I insisted on opening up the boxes in the first place because I was looking for things about my great-grandfather, who was a writer. (He is the boy in this photo. And here is a short biography I wrote for him, on a site I’m slowly building. It should give you some idea why I’m fascinated with the guy.)

I was hoping to find manuscripts. Instead I was flooded with all these other pictures and relics that needed sorting, and it had to be done in the short span of my holiday visit. I would up spending an entire day in a spare room at my dad’s house making piles of photos and trying to figure out who was in each picture. I had a terrible cold that was so bad I lost my voice, and the dust from the boxes felt like gravel in my lungs.  I was overwhelmed and exhausted and more than a little sad to be surrounded by all this family I never knew, whose histories I hadn’t bothered to learn back when there were people around who could tell me about them. And then I kept picking up this thing, this bit of wood:

My great-grandfather Malcolm, living in New York City, had written these wobbly verses and used a heated tool (possibly a small icepick) to burn the letters. In the 1930s he’d devised a hobby where he’d copy antique maps onto wood using the burning tools and Mercurochrome paint. We had couple of the pieces he’d made in our living room when I was growing up. He’d sold a few of them, too. By 1938, though, he was starting to move on to another creative pursuit.
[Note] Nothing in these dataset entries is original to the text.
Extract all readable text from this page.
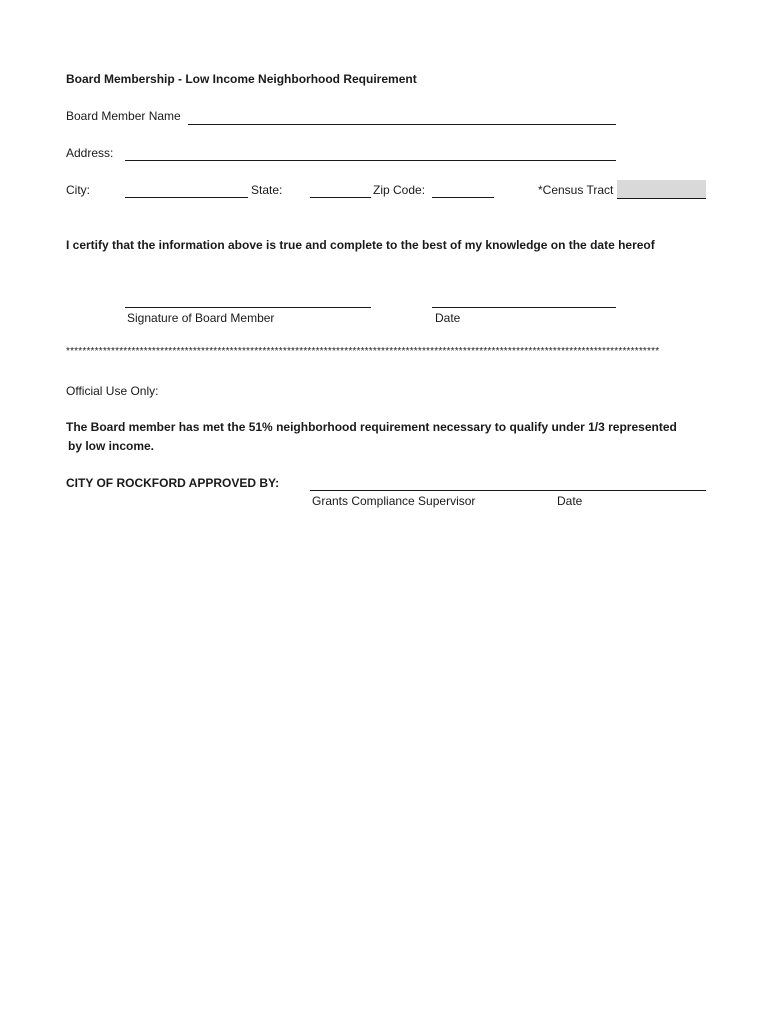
Board Membership - Low Income Neighborhood Requirement
Board Member Name
Address:
City:	State:	Zip Code:	*Census Tract
I certify that the information above is true and complete to the best of my knowledge on the date hereof
Signature of Board Member	Date
*************************************************************************************************************************************************
Official Use Only:
The Board member has met the 51% neighborhood requirement necessary to qualify under 1/3 represented
by low income.
CITY OF ROCKFORD APPROVED BY:
Grants Compliance Supervisor	Date
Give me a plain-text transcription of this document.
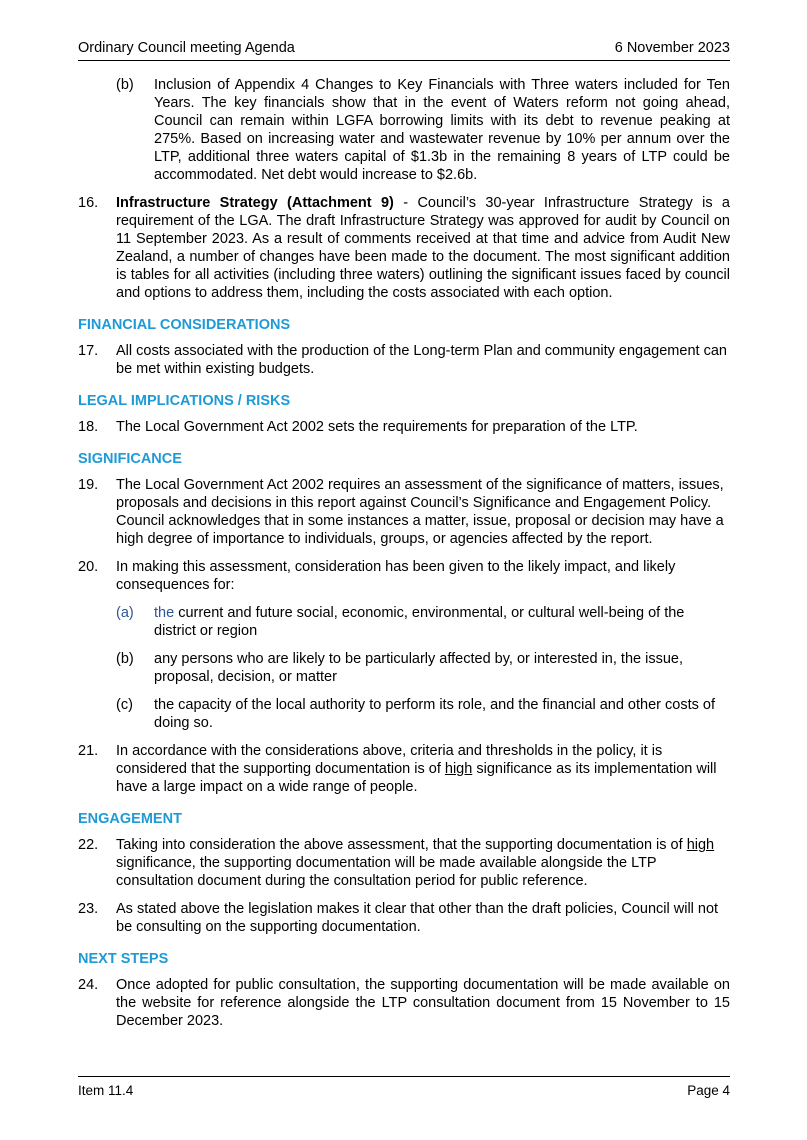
Ordinary Council meeting Agenda	6 November 2023
(b) Inclusion of Appendix 4 Changes to Key Financials with Three waters included for Ten Years. The key financials show that in the event of Waters reform not going ahead, Council can remain within LGFA borrowing limits with its debt to revenue peaking at 275%. Based on increasing water and wastewater revenue by 10% per annum over the LTP, additional three waters capital of $1.3b in the remaining 8 years of LTP could be accommodated. Net debt would increase to $2.6b.
16. Infrastructure Strategy (Attachment 9) - Council’s 30-year Infrastructure Strategy is a requirement of the LGA. The draft Infrastructure Strategy was approved for audit by Council on 11 September 2023. As a result of comments received at that time and advice from Audit New Zealand, a number of changes have been made to the document. The most significant addition is tables for all activities (including three waters) outlining the significant issues faced by council and options to address them, including the costs associated with each option.
FINANCIAL CONSIDERATIONS
17. All costs associated with the production of the Long-term Plan and community engagement can be met within existing budgets.
LEGAL IMPLICATIONS / RISKS
18. The Local Government Act 2002 sets the requirements for preparation of the LTP.
SIGNIFICANCE
19. The Local Government Act 2002 requires an assessment of the significance of matters, issues, proposals and decisions in this report against Council’s Significance and Engagement Policy. Council acknowledges that in some instances a matter, issue, proposal or decision may have a high degree of importance to individuals, groups, or agencies affected by the report.
20. In making this assessment, consideration has been given to the likely impact, and likely consequences for:
(a) the current and future social, economic, environmental, or cultural well-being of the district or region
(b) any persons who are likely to be particularly affected by, or interested in, the issue, proposal, decision, or matter
(c) the capacity of the local authority to perform its role, and the financial and other costs of doing so.
21. In accordance with the considerations above, criteria and thresholds in the policy, it is considered that the supporting documentation is of high significance as its implementation will have a large impact on a wide range of people.
ENGAGEMENT
22. Taking into consideration the above assessment, that the supporting documentation is of high significance, the supporting documentation will be made available alongside the LTP consultation document during the consultation period for public reference.
23. As stated above the legislation makes it clear that other than the draft policies, Council will not be consulting on the supporting documentation.
NEXT STEPS
24. Once adopted for public consultation, the supporting documentation will be made available on the website for reference alongside the LTP consultation document from 15 November to 15 December 2023.
Item 11.4	Page 4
He had published his first two stories in the magazine Astounding Science Fiction this year, and he had likely already sold a few others. He was just in time for what is now called the Golden Age of Science Fiction, though he wouldn’t live to see the end of it.

He may have made this card for his wife (who is in the photo here); maybe he made others, too. It wasn’t until I’d picked it up and looked at it for the fifth or sixth time, in the midst of all my desperate sad sorting, that I remembered that it was Christmas Eve. And that my great-grandfather was wishing me a merry Christmas and a happy future.